1. Introduction

[2]  The giant pulsations (Pg) used to be considered as one of unique wave phenomena observed at the Earth surface during weak geomagnetic activity ( Kp 0-2 ). This is due to both picturesque drop-like shape of the wave packet envelope and the monochromatic spectral composition of Pg, as well as to local, very seldom seen, observations of this type of pulsations [Chisham, 1996; Rostoker et al., 1979]. The excitation of Pg pulsations is limited by pronounced diurnal and seasonal variations and also by the phase of the solar activity cycle. It is widely known [Brekke et al., 1987; Chisham and Orr, 1991; Chisham et al., 1997; Green, 1979, 1985; Rostoker et al., 1979] that the giant pulsations are mainly registered at latitudes of the auroral zone at the early morning hours in the equinox seasons in the years of solar activity minimum. The characteristic carrier frequency of the Pg wave packets lies within the 7.0-22.0 mHz frequency band [Rostoker et al., 1979]. The duration of Pg pulsations is from 30 to 150 min and the amplitude varies within 10-30 nT. The most typical features of Pg making them different from geomagnetic pulsations of the same frequency range (of the Pc4 type) are the monochromatic character and dominant polarization in the D component [Chisham et al., 1997; Green, 1979].
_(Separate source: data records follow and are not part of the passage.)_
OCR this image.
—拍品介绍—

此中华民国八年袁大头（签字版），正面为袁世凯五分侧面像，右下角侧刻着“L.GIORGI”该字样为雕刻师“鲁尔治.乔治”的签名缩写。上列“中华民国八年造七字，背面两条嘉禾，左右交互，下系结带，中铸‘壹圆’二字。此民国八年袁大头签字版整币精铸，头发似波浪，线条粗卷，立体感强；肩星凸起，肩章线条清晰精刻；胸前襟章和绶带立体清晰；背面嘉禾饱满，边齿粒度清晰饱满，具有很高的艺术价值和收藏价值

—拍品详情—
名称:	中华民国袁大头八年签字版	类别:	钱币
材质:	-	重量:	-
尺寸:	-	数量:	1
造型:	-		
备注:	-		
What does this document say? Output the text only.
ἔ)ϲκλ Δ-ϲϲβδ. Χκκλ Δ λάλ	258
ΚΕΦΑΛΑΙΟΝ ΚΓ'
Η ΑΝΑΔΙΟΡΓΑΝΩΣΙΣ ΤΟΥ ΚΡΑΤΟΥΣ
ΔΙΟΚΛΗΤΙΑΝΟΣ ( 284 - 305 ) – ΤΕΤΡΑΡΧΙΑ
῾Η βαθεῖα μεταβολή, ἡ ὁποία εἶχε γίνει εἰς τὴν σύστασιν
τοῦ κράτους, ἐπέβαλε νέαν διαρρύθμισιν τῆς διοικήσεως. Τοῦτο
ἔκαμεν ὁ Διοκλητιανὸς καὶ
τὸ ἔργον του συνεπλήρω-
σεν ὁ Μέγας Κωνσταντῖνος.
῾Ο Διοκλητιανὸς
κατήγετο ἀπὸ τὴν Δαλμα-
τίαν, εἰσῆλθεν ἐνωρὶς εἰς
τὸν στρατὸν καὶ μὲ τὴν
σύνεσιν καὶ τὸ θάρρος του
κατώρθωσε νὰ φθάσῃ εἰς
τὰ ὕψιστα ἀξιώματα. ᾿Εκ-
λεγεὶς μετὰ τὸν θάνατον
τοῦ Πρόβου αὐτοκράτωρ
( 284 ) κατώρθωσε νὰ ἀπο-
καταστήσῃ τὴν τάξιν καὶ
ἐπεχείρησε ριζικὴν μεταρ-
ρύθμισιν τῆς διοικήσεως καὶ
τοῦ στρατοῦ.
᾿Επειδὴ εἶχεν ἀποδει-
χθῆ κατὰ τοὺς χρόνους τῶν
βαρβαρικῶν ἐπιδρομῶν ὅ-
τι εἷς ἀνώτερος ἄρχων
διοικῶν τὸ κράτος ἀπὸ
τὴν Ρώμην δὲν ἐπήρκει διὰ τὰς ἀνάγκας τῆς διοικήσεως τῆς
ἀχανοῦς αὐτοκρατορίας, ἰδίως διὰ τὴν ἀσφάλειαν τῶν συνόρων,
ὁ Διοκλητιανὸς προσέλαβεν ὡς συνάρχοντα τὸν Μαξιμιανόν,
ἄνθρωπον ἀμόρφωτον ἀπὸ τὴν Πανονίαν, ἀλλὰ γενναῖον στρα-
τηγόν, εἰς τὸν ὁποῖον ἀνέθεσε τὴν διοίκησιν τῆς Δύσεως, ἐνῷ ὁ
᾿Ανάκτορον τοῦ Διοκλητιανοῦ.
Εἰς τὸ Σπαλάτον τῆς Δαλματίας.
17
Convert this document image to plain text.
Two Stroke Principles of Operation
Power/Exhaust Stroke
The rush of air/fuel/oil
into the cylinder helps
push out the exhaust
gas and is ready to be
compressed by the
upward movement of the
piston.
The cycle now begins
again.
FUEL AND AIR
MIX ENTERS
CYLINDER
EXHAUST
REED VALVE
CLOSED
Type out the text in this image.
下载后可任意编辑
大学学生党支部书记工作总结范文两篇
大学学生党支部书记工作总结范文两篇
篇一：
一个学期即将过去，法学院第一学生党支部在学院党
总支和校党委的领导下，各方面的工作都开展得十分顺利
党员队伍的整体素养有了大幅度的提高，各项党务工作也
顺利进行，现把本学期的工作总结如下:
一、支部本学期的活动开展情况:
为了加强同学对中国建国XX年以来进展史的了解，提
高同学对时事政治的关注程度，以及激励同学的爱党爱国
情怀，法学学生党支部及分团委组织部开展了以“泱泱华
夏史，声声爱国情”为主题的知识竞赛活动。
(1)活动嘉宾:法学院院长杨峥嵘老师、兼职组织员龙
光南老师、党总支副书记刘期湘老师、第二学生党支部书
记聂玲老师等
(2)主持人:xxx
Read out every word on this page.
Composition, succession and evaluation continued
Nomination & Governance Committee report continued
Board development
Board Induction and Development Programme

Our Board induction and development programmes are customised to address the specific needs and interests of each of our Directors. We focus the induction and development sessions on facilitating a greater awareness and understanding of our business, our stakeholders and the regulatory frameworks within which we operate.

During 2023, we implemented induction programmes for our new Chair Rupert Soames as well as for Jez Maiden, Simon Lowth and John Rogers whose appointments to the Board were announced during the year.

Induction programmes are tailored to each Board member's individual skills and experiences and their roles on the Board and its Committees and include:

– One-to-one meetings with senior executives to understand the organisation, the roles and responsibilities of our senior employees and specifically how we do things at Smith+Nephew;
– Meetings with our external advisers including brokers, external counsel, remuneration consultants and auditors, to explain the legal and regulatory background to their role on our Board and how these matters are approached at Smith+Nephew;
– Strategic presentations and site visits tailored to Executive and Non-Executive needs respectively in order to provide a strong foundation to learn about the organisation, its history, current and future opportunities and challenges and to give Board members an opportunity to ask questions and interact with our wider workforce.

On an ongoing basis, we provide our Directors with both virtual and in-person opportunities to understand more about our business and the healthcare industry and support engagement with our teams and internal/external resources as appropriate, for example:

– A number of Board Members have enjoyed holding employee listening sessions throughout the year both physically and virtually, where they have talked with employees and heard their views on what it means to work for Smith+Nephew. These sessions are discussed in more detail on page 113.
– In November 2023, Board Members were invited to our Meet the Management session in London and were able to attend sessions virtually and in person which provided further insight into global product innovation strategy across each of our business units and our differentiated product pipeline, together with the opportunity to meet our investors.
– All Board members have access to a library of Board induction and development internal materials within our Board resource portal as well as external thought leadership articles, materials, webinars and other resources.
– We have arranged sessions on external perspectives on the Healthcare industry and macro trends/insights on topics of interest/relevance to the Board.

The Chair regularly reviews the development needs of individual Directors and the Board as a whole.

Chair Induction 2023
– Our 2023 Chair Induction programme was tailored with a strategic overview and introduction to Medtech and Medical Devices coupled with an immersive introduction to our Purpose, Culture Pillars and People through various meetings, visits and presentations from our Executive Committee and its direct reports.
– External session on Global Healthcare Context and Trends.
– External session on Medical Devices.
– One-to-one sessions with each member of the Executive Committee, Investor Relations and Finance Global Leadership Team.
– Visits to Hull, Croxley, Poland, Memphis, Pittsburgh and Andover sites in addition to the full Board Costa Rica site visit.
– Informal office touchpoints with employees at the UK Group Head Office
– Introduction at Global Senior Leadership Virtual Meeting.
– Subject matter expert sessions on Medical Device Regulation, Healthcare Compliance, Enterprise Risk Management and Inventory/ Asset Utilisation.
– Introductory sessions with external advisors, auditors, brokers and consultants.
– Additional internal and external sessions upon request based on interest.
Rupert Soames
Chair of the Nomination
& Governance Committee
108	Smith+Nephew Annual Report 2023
[3]  One should note that the Pg pulsations may be observed in the form of separated wave packets [Chisham and Orr, 1991; Takahashi et al., 1992] and in the form of complicated regimes consisting of many wave packets, the examples presented by Pokhotelov et al. [2000], Thompson and Kivelson [2001], and Wright et al. [2001].

[4]  Earlier, Bondarenko et al. [1979], Guglielmi [1979], and Klain and Kurazhkovskaya [2000] showed that some types of geomagnetic pulsations having the form of separated wave packets demonstrate nonlinear properties. The shape of the amplitude envelope of these packets resembled a characteristic shape of the soliton envelope [Dodd et al., 1988; Kadomtsev, 1988]. The regularities in behavior of such signals were considered in the scope of the theory of magnetohydrodynamic (MHD) solitons (MHD solitons) [Mio, 1976a]. In particular, Bondarenko et al. [1979], Guglielmi [1979], and Klain and Kurazhkovskaya [2000] proved experimentally that the wave packets of the pulsations of Pc1 type ("pearl"), Pi2 oscillation trains, and ipcl pulsations bursts series satisfy the quantitative relation between the amplitude, duration and carrier frequency typical for solitons [Dodd et al., 1988; Kadomtsev, 1988].

[5]  The fact draws attention that the shape of the amplitude envelope of giant pulsations observed in the form of separate wave packets also visually similar to the shape of the solitons envelope. Taking this into account, one may assume that the Pg pulsations have properties of solitary waves or solitons.

[6]  This paper is dedicated to an experimental check of the assumption that the Pg pulsations observed in the form of separate wave packets are nonlinear structures where the relation between the amplitude, carrier frequency, and the width of the Pg wave packet corresponds to the theory of MHD solitons.